First of all: why?
Bright Funds helps companies run their giving, matching, and volunteering programs. Time and again, customers asked how we could handle their company grants as well so that they wouldn’t need to bounce between different products to manage all of their social good programs. Building an entirely new product is a lot to bite off, but we knew that there was a need. So we wanted to answer the question:
“Can we and should we build a grants management product and how long might it take?”
What’s out there
Our team has been working in the charitable giving space for several years now, so we had a good idea of what a grant management product consists of. With that said, because we were starting from a blank slate we researched what products were available, what current customers loved about what they use now, and what was on their wish list. We quickly learned that:
- Companies are looking to achieve the same thing: grant money to effective nonprofits that match their company or foundation goals.
- They follow roughly the same grant making process: 1) A nonprofit submits a request for a grant that outlines what they will use the money for and why they are a good fit for this grant 2) The grant request gets passed through a few layers of review 3) Based on the reviews, the decision makers give a final yes or no decision 4) If the grant request is approved, the nonprofit receives a grant and eventually reports on how the money was used and what the impact was.
- There are slight variations of each step. For example, Company A may have two levels of review while Company B has three.
- These slight variations have resulted in grant products becoming highly customized even though the core elements are largely the same.
- Grants are typically handled by a small team. Usability was largely ignored as a tradeoff for configurability with the assumption that that small team would learn how to operate the product with time and training.
- Because the products are built for experts, processes like reviewing a request (which might be done by various people outside of the grant team) are complex and convoluted.
Based on what we learned, we wanted to answer these questions
- Can we build a grant product that standardizes the core common elements of the grant process?
- Can we prevent the need for hands-on configuration so that companies have the power to control their own processes?
- Can we make the product so easy to use that there is no need for any training — whether you are running the grant program or reviewing requests?
Building a prototype to see into the future
Answering these questions before sinking in extensive time from the team would help us decide whether or not we wanted to invest in building a grants management product at all.
So we mapped out the core features, mapped out the grant process, and built a quick prototype of the key and most difficult workflows. This allowed us to see into the future at what a potential product might look. Starting with the most difficult problems also removed some of the fear around not knowing how we might build some aspects of the product. For example, we were unsure how we might standardize core parts of the grant process while also providing enough flexibility so that the product can adapt to a range of companies. The beauty of building a quick and imperfect prototype right off the bat is that we could answer some of the lingering concerns.
We learned that a lot of the problems around the grants management process were indeed very feasible for our team to build.
Standardize the core elements of the grants process
We saw that across companies the grant process follows largely the same steps. These core steps are built directly into the product.
This is great because now that there is a built in set of guide-rails, we can lead companies down the process of setting up or modifying their own grant programs.
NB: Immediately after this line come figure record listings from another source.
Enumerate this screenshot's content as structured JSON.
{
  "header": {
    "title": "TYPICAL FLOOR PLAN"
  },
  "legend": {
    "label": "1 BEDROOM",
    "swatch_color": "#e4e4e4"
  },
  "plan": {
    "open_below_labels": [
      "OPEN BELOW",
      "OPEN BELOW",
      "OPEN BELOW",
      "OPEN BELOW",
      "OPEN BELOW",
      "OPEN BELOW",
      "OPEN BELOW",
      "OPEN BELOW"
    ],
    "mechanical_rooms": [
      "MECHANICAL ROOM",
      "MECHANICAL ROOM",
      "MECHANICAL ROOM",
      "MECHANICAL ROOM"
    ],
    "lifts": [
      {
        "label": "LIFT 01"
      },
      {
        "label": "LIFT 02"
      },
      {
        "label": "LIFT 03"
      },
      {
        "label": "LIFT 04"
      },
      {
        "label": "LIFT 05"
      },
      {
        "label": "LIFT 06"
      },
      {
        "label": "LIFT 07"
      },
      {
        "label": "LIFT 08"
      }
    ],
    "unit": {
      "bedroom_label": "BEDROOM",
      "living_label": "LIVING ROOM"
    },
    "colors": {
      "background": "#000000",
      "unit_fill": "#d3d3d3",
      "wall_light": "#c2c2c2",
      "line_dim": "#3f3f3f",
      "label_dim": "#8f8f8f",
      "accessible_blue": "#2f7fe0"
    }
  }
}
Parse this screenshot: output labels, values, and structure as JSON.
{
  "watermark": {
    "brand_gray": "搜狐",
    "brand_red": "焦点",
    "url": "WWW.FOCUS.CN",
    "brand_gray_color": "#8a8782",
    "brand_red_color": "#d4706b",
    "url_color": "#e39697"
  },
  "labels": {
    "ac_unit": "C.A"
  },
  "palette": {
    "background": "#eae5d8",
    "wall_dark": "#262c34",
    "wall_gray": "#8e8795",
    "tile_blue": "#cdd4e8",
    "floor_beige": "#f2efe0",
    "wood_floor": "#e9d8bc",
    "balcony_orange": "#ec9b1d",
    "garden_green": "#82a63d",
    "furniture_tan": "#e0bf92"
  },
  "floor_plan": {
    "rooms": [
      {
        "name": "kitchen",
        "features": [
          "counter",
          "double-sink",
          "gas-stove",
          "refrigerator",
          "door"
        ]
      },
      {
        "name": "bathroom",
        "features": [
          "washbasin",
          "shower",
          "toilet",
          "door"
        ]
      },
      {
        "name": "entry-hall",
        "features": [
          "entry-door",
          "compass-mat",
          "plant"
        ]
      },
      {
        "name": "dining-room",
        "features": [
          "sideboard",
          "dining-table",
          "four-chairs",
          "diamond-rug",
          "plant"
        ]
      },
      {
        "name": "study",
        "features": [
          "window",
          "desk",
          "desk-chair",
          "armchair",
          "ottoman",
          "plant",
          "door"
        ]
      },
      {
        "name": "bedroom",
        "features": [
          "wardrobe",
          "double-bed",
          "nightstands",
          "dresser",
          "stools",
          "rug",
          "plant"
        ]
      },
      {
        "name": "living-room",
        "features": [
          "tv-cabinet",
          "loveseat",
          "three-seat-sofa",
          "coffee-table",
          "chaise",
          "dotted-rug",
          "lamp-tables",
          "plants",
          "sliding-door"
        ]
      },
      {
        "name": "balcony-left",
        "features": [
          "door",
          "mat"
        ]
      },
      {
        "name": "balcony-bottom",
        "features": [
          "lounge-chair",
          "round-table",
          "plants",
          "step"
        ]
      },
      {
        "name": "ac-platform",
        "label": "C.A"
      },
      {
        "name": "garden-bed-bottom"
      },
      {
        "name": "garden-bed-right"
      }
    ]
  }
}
It also provides a nice navigation structure in several parts of the product.
Provide flexibility where flexibility is needed
There are some parts of the grant making process where flexibility makes sense. For example, every company will review grant requests in a slightly different manner depending on their teams and processes. Some companies ask nonprofits to submit a proposal prior to the full grant application. Others only ask for a grant application. We embrace this configurability where it makes sense.
Empower companies to take control of their programs
Standardizing the grant process and building in flexibility where needed allowed us to build a grant program setup process that companies can manage themselves rather than reaching out to use when they want to make a change to their program (the status quo when it comes to managing grant products).
We don’t think you should need training to use a grant management product. The work of granting money to organizations is important and undoubtedly requires experience. With that said, software should make the job easier so that you can use your experience where it makes sense…not towards figuring out how to navigate a software product.
We used this prototype to spark conversations with current and potential clients to collect feedback and see whether we were on track or missing the mark. Moving from idea to prototype quickly gave us the confidence that our team should build a grants product. We were then able to move from prototype to built product, which allowed us to collect concrete feedback from actual people using the product.
For example, we quickly learned that location is a recurring important aspect for grants — what cities and communities does this grant impact. Aggregating and displaying impact results is also key in quickly understand the effect of what all of the grants have achieved. Both of these ideas are being worked on now.
The team largely consisted of three people. Two engineers — Robert Schooley and Julie Miller — and myself as the designer. A small team requires less oversight and allows the team to shift gears quickly. Feedback and guidance also came in from the VP of Engineering and CEO.